June 14, 1811: Harriet Beecher Stowe, author of Uncle Tom's Cabin and daughter of Congregationalist minister Lyman Beecher, is born in Litchfield, Connecticut. When she met Abraham Lincoln in 1863, he reportedly said, "So you're the little woman who wrote the book that made this great war!" (see issue 33: Christianity and the Civil War).
June 14, 847: Methodius, an Eastern church leader who fought vigorously for icons to be preserved and venerated, dies of dropsy. He had earlier survived seven years of imprisonment with a decaying corpse, as ordered by officials under iconoclastic Emperor Theophilus. Upon Theophilus's death his wife, Theodora, took Methodius's side, and he was named Patriarch of Constantinople (see issue 54: Eastern Orthodoxy).
June 14, 1936: English writer G.K. Chesterton dies at age 62. Authors from T.S. Eliot (who penned his obituary) to H.G. Wells, a longtime friend and debating opponent, expressed their grief. After the funeral, Pope Pius XI declared the rotund writer (a convert from Anglicanism to Catholicism) Defender of the Faith (see issue 75: G.K. Chesterton).
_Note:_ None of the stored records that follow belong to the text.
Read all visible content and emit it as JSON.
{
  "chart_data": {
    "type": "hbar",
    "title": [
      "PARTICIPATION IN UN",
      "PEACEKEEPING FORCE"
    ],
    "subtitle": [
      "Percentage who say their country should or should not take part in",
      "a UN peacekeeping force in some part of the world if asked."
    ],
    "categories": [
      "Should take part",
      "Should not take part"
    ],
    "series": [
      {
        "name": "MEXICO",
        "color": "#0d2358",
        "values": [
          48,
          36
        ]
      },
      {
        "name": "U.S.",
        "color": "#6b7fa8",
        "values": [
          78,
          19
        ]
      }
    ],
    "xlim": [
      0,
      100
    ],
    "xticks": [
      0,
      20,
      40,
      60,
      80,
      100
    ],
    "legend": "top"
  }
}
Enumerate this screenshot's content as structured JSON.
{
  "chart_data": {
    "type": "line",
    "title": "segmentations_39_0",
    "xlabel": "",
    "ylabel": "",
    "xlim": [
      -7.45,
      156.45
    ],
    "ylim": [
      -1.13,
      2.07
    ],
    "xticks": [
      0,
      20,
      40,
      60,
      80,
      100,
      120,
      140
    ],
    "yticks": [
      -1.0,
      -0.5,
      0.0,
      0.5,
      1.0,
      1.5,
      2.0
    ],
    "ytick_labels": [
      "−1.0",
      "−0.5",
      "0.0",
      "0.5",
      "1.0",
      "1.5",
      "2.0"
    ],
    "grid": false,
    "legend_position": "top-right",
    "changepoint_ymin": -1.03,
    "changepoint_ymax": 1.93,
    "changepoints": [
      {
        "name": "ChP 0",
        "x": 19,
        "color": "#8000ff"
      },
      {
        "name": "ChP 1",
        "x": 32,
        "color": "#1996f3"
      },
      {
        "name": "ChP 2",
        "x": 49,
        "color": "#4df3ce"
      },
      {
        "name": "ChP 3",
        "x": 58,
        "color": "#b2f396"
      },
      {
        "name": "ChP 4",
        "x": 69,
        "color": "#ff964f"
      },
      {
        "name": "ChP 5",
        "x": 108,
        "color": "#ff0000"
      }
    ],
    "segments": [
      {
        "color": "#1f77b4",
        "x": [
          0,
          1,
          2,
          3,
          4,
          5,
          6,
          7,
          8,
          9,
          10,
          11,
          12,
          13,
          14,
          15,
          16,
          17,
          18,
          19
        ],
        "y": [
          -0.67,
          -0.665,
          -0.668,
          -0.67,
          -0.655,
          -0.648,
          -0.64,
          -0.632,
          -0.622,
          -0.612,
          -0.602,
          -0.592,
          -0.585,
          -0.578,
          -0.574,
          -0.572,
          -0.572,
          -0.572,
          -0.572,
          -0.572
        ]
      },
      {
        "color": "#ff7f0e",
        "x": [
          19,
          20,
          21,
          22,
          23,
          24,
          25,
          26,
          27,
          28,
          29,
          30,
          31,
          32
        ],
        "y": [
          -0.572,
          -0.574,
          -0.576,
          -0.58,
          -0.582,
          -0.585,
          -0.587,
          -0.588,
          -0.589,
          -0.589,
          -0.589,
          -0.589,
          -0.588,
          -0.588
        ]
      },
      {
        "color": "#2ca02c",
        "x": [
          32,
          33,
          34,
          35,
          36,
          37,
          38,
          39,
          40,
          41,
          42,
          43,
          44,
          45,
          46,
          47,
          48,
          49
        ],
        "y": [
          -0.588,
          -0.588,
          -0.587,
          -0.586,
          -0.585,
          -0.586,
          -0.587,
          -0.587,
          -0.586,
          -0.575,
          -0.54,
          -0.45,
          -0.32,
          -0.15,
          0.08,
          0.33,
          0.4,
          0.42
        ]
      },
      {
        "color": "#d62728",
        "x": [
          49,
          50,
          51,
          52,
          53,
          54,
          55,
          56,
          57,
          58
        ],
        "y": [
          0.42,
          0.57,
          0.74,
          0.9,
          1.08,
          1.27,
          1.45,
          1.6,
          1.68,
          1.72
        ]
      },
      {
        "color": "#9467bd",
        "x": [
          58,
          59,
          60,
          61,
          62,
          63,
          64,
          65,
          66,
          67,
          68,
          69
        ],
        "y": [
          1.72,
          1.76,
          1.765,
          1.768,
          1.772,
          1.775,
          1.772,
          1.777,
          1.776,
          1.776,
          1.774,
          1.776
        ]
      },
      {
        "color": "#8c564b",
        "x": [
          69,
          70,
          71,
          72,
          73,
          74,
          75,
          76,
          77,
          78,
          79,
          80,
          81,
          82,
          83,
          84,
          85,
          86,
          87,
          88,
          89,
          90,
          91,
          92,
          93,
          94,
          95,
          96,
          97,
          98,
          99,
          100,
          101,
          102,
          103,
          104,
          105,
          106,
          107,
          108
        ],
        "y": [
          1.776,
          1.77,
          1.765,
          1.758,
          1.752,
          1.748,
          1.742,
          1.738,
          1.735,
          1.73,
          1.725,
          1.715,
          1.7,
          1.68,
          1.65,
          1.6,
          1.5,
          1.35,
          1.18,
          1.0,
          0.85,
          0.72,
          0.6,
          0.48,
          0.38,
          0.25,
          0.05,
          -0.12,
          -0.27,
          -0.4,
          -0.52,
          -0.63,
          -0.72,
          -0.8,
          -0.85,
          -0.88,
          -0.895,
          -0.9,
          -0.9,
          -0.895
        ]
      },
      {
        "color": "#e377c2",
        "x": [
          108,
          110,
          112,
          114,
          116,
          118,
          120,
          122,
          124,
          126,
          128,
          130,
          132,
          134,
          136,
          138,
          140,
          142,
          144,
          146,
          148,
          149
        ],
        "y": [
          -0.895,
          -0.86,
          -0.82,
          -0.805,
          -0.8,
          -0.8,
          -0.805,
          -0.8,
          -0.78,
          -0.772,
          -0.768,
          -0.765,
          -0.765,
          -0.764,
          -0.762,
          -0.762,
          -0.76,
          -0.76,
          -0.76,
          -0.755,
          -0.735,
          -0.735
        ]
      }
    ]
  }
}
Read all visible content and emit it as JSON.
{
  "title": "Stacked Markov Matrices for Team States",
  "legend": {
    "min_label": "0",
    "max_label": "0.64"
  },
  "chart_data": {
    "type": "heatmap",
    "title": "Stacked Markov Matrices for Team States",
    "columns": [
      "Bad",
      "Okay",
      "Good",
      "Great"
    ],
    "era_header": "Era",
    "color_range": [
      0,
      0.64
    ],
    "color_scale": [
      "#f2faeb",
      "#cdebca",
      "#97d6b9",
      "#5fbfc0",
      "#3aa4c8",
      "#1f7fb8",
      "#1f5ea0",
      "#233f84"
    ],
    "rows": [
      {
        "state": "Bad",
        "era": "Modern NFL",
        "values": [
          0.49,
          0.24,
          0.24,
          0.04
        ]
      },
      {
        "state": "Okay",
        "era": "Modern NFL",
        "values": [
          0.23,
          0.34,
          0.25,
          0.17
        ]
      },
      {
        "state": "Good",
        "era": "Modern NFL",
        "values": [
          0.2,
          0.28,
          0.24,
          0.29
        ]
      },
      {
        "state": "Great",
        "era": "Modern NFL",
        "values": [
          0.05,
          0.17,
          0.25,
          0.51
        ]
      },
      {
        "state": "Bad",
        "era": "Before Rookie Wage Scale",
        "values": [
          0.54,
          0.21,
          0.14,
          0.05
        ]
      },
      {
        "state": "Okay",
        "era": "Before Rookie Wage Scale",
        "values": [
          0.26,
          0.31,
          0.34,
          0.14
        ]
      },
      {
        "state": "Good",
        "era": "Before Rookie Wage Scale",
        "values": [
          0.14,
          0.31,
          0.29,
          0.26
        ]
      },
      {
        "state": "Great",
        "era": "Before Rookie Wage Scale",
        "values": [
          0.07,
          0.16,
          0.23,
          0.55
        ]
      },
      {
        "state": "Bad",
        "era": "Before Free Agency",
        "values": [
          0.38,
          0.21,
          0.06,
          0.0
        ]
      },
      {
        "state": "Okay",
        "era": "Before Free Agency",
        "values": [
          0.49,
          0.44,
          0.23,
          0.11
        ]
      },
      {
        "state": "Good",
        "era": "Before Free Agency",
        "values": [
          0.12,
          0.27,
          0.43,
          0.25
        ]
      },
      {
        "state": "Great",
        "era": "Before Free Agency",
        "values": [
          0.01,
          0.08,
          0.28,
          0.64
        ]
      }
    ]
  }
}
June 14, 1954: On flag day in 1954, President Dwight D. Eisenhower signs a bill adding the words "under God" to the Pledge of Allegiance.
June 14, 1966: The Vatican announces that its "Index of Prohibited Books" (created in 1557 by the Congregation of the Inquisition under Pope Paul IV) no longer carried the force of ecclesiastical law. But the announcement made clear that the Index retains moral force.